Aliyun provide free GPU time in [Freetier](https://free.aliyun.com/?product=9602825&crowd=enterprise&spm=5176.28055625.J_5831864660.1.e939154aRgha4e&scm=20140722.M_9974135.P_110.MO_1806-ID_9974135-MID_9974135-CID_30683-ST_8512-V_1), get it and use in Aliyun PAI-DSW to start CogVideoX-Fun within 5min!
[![DSW Notebook](https://pai-aigc-photog.oss-cn-hangzhou.aliyuncs.com/easyanimate/asset/dsw.png)](https://gallery.pai-ml.com/#/preview/deepLearning/cv/cogvideox_fun)
#### b. From ComfyUI
Our ComfyUI is as follows, please refer to [ComfyUI README](comfyui/README.md) for details.
![workflow graph](https://pai-aigc-photog.oss-cn-hangzhou.aliyuncs.com/cogvideox_fun/asset/v1/cogvideoxfunv1_workflow_i2v.jpg)
#### c. From docker
If you are using docker, please make sure that the graphics card driver and CUDA environment have been installed correctly in your machine.
Then execute the following commands in this way:
```
# pull image
docker pull mybigpai-public-registry.cn-beijing.cr.aliyuncs.com/easycv/torch_cuda:cogvideox_fun
# enter image
docker run -it -p 7860:7860 --network host --gpus all --security-opt seccomp:unconfined --shm-size 200g mybigpai-public-registry.cn-beijing.cr.aliyuncs.com/easycv/torch_cuda:cogvideox_fun
# clone code
git clone https://github.com/aigc-apps/CogVideoX-Fun.git
# enter CogVideoX-Fun's dir
cd CogVideoX-Fun
# download weights
mkdir models/Diffusion_Transformer
mkdir models/Personalized_Model
# Please use the hugginface link or modelscope link to download the model.
# CogVideoX-Fun
# https://huggingface.co/alibaba-pai/CogVideoX-Fun-V1.1-5b-InP
# https://modelscope.cn/models/PAI/CogVideoX-Fun-V1.1-5b-InP
# Wan
# https://huggingface.co/alibaba-pai/Wan2.1-Fun-14B-InP
# https://modelscope.cn/models/PAI/Wan2.1-Fun-14B-InP
```
### 2. Local install: Environment Check/Downloading/Installation
#### a. Environment Check
We have verified this repo execution on the following environment:
The detailed of Windows:
- OS: Windows 10
- python: python3.10 & python3.11
- pytorch: torch2.2.0
- CUDA: 11.8 & 12.1
- CUDNN: 8+
- GPU: Nvidia-3060 12G & Nvidia-3090 24G
The detailed of Linux:
- OS: Ubuntu 20.04, CentOS
- python: python3.10 & python3.11
- pytorch: torch2.2.0
- CUDA: 11.8 & 12.1
- CUDNN: 8+
- GPU:Nvidia-V100 16G & Nvidia-A10 24G & Nvidia-A100 40G & Nvidia-A100 80G
We need about 60GB available on disk (for saving weights), please check!
#### b.
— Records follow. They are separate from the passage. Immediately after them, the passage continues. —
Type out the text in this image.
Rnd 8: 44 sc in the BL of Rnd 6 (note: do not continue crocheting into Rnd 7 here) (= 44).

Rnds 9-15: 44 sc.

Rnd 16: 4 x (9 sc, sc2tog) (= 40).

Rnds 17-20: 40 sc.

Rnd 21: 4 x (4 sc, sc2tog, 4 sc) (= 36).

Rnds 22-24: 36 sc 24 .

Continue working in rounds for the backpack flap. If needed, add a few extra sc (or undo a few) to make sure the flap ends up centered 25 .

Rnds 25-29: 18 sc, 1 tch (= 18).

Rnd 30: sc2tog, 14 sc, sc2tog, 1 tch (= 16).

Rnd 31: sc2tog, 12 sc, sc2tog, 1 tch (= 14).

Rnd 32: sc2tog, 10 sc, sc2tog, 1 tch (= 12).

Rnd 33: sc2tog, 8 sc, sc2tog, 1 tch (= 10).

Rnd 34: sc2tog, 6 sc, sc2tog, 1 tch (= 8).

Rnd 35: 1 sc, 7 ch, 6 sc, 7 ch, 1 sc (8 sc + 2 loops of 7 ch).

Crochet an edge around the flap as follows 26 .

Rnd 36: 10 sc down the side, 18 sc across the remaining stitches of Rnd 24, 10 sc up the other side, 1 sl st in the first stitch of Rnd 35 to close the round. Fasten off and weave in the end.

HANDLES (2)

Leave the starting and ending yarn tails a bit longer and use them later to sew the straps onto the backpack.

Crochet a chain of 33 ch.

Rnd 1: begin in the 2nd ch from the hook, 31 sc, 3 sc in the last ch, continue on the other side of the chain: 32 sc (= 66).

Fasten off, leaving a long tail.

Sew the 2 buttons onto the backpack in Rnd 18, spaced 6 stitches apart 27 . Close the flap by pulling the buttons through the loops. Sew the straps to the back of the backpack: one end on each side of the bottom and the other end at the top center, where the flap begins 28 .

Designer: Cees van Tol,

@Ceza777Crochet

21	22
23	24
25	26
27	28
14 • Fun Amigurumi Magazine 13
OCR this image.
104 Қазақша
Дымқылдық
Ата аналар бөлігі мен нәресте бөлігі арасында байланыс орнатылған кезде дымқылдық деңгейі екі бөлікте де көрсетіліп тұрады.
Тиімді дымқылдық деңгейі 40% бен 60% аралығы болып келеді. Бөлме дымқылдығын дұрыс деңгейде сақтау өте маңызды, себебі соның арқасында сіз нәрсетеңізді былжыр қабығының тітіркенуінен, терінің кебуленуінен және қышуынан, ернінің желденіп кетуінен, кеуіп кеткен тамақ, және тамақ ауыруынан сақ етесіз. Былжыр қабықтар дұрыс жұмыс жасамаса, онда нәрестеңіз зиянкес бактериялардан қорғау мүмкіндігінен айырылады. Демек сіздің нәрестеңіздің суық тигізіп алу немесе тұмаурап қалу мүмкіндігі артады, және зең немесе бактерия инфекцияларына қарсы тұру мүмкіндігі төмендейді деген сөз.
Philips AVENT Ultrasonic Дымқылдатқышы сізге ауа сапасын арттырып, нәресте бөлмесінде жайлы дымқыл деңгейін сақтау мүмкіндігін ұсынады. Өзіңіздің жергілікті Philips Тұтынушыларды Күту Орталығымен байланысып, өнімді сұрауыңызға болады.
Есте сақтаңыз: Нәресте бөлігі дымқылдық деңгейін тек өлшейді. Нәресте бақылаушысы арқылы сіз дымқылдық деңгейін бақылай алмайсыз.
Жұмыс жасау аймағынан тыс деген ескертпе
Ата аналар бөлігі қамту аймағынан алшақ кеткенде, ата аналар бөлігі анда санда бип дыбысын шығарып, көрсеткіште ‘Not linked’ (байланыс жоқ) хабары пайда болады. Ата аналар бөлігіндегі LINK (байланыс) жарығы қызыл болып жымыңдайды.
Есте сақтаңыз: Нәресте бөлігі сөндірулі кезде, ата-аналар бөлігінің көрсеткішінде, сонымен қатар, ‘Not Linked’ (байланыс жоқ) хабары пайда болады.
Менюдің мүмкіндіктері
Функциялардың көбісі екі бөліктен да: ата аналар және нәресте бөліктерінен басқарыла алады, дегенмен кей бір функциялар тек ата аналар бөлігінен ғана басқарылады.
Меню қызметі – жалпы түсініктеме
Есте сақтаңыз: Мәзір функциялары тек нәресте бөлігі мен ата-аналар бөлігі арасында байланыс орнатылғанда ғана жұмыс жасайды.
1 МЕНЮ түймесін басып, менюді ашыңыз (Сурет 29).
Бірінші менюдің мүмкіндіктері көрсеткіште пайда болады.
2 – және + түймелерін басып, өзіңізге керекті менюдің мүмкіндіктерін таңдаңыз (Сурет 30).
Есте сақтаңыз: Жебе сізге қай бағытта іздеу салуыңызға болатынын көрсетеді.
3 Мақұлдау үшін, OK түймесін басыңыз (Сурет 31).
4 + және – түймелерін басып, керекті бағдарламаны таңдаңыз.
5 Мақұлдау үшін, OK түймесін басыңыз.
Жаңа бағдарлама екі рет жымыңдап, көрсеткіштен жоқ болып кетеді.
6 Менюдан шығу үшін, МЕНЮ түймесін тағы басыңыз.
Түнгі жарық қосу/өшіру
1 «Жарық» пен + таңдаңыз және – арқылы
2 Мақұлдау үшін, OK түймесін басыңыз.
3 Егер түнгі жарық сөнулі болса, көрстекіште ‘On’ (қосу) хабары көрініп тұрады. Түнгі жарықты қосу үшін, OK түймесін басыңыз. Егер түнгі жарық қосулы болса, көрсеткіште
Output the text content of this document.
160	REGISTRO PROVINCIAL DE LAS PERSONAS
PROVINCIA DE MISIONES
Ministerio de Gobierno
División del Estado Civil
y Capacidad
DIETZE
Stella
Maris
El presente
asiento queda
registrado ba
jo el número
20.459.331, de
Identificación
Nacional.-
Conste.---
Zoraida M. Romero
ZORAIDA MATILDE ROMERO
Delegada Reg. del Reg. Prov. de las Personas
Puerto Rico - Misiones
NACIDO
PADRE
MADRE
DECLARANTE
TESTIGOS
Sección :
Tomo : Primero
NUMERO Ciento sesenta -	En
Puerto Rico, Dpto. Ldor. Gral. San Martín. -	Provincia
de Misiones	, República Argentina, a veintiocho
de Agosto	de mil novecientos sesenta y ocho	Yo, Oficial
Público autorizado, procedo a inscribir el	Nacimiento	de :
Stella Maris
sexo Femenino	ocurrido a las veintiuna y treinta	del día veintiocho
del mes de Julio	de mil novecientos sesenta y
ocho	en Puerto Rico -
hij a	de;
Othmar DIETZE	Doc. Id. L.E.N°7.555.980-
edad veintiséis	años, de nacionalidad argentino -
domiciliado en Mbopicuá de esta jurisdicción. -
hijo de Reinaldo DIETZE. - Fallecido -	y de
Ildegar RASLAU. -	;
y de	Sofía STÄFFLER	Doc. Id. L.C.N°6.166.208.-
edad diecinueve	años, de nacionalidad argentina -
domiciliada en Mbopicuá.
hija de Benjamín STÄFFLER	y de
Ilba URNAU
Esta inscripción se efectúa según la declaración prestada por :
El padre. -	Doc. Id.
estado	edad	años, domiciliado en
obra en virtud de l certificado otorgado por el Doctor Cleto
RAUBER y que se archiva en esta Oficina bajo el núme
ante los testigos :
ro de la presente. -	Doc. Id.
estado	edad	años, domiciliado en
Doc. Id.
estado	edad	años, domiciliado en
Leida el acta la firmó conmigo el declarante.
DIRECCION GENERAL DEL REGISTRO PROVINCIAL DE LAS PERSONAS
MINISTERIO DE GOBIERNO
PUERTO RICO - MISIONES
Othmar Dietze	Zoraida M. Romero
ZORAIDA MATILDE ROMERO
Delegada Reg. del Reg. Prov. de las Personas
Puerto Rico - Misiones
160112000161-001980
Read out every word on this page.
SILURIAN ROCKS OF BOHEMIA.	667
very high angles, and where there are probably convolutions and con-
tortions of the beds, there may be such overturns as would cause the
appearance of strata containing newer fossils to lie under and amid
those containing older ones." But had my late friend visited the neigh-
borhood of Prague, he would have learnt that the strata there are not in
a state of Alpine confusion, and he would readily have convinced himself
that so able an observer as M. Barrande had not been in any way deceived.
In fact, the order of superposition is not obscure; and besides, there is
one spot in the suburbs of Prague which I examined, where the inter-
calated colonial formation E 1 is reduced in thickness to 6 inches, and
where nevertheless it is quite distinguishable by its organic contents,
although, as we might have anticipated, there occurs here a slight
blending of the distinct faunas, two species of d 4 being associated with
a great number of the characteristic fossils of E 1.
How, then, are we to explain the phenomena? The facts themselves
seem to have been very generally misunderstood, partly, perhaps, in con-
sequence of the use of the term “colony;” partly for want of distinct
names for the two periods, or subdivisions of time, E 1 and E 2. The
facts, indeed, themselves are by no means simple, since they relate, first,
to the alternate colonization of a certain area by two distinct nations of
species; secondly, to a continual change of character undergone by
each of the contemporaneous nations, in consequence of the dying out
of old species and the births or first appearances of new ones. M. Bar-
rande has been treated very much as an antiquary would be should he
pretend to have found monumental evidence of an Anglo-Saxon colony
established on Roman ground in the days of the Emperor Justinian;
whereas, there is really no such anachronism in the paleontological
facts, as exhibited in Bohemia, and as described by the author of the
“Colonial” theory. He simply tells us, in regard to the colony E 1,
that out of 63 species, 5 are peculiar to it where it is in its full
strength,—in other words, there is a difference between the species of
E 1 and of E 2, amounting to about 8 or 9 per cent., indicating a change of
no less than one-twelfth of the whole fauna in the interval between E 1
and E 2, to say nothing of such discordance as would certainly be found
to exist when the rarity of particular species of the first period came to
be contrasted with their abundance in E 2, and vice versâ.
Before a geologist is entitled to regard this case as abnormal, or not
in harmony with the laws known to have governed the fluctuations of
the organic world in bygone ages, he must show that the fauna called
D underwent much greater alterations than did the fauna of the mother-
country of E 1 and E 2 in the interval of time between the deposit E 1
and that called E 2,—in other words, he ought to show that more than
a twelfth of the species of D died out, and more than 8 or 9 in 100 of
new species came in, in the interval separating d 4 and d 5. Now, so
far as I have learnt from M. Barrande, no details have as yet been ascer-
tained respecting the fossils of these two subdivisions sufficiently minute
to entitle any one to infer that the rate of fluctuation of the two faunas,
Weights
We'd better place the [weights](#model-zoo) along the specified path:
```
📦 models/
├── 📂 Diffusion_Transformer/
│ ├── 📂 CogVideoX-Fun-V1.1-2b-InP/
│ ├── 📂 CogVideoX-Fun-V1.1-5b-InP/
│ ├── 📂 Wan2.1-Fun-14B-InP
│ └── 📂 Wan2.1-Fun-1.3B-InP/
├── 📂 Personalized_Model/
│ └── your trained trainformer model / your trained lora model (for UI load)
```
# How to Use
<h3 id="video-gen">1. Generation</h3>
#### a. GPU Memory Optimization
Since Wan2.1 has a very large number of parameters, we need to consider memory optimization strategies to adapt to consumer-grade GPUs. We provide `GPU_memory_mode` for each prediction file, allowing you to choose between `model_cpu_offload`, `model_cpu_offload_and_qfloat8`, and `sequential_cpu_offload`. This solution is also applicable to CogVideoX-Fun generation.
- `model_cpu_offload`: The entire model is moved to the CPU after use, saving some GPU memory.
- `model_cpu_offload_and_qfloat8`: The entire model is moved to the CPU after use, and the transformer model is quantized to float8, saving more GPU memory.
- `sequential_cpu_offload`: Each layer of the model is moved to the CPU after use. It is slower but saves a significant amount of GPU memory.
`qfloat8` may slightly reduce model performance but saves more GPU memory. If you have sufficient GPU memory, it is recommended to use `model_cpu_offload`.
#### b. Using ComfyUI
For details, refer to [ComfyUI README](comfyui/README.md).
#### c. Running Python Files
- **Step 1**: Download the corresponding [weights](#model-zoo) and place them in the `models` folder.
- **Step 2**: Use different files for prediction based on the weights and prediction goals. This library currently supports CogVideoX-Fun, Wan2.1, and Wan2.1-Fun. Different models are distinguished by folder names under the `examples` folder, and their supported features vary. Use them accordingly. Below is an example using CogVideoX-Fun:
- **Text-to-Video**:
- Modify `prompt`, `neg_prompt`, `guidance_scale`, and `seed` in the file `examples/cogvideox_fun/predict_t2v.py`.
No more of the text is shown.